Russia, Turkey and Iran take reins in Syria
Randa Slim, Director of the Initiative for Track II Dialogues
The foreign ministers of Russia, Turkey and Iran are scheduled to meet later this week in Kazakhstan without the presence of “observers or Syrian sides.” This meeting reflects well the political realities in Syria. More than ever, this conflict is shaped by the interests and actions of Russia, Iran and Turkey.
Domestic political considerations in the three countries partly drive their strategic calculi in Syria. Syrian parties, regime and opposition included, increasingly play a marginal role in the negotiation processes shaping Syria’s future. The United States is no longer an indispensable player in the solution-making process in Syria. As the potential threat to the homeland and U.S. allies emanating from an ISIS or al-Qaeda cell in Syria recedes, the U.S. no longer has a vital national security interest in Syria. Rolling back Iranian influence in Syria is an important, though not a vital, U.S. interest.

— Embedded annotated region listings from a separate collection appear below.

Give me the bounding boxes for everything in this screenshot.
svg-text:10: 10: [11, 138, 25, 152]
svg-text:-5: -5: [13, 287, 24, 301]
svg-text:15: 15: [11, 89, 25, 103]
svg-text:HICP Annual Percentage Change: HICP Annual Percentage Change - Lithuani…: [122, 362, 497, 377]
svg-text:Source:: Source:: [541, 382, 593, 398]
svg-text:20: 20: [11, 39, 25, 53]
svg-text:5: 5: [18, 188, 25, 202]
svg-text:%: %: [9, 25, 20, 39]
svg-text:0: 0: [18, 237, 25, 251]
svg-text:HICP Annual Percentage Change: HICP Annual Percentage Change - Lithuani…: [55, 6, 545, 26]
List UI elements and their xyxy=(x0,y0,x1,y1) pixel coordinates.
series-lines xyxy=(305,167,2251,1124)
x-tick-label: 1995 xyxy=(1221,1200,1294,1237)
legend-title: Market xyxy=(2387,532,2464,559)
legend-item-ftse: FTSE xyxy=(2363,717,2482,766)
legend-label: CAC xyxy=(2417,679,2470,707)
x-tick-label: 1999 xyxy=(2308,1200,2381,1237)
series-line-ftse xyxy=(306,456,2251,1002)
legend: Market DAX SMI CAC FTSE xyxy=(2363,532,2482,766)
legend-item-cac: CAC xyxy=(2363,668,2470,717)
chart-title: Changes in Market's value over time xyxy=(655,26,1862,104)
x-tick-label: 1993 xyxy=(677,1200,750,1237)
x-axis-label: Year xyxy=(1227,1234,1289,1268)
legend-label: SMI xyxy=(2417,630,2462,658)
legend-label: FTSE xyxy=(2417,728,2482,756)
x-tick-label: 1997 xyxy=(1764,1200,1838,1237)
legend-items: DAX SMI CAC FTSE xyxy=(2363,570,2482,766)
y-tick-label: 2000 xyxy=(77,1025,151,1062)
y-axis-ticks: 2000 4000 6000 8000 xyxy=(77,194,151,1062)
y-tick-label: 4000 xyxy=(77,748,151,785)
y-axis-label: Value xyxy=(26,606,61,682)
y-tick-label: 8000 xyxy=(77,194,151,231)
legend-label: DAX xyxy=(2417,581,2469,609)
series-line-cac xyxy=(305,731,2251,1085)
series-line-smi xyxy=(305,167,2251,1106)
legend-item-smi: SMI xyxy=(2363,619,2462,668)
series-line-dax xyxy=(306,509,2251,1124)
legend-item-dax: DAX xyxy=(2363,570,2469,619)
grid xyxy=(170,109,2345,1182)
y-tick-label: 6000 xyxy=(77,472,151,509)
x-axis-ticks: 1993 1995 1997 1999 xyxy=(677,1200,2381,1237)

While Russia is the indispensable player in Syria, it needs the cooperation of both Iran and Turkey to achieve its short-to-medium term objectives. It needs Tehran’s cooperation to persuade the Syrian regime to participate in a joint regime-opposition constitutional review committee agreed upon at the Syrian National Dialogue Congress recently held in Sochi. Moscow sees this committee as an important next step in the U.N.-led diplomatic process in Geneva.
Moscow also needs Ankara’s cooperation in the implementation of the de-escalation zone in Idlib province and in providing a more pliable Syrian opposition to the negotiation table in Astana and Geneva. In return, Ankara has secured Moscow’s cautious blessing for its military operation in Afrin, which seeks to end any prospect of a Kurdish autonomous zone in northern Syria.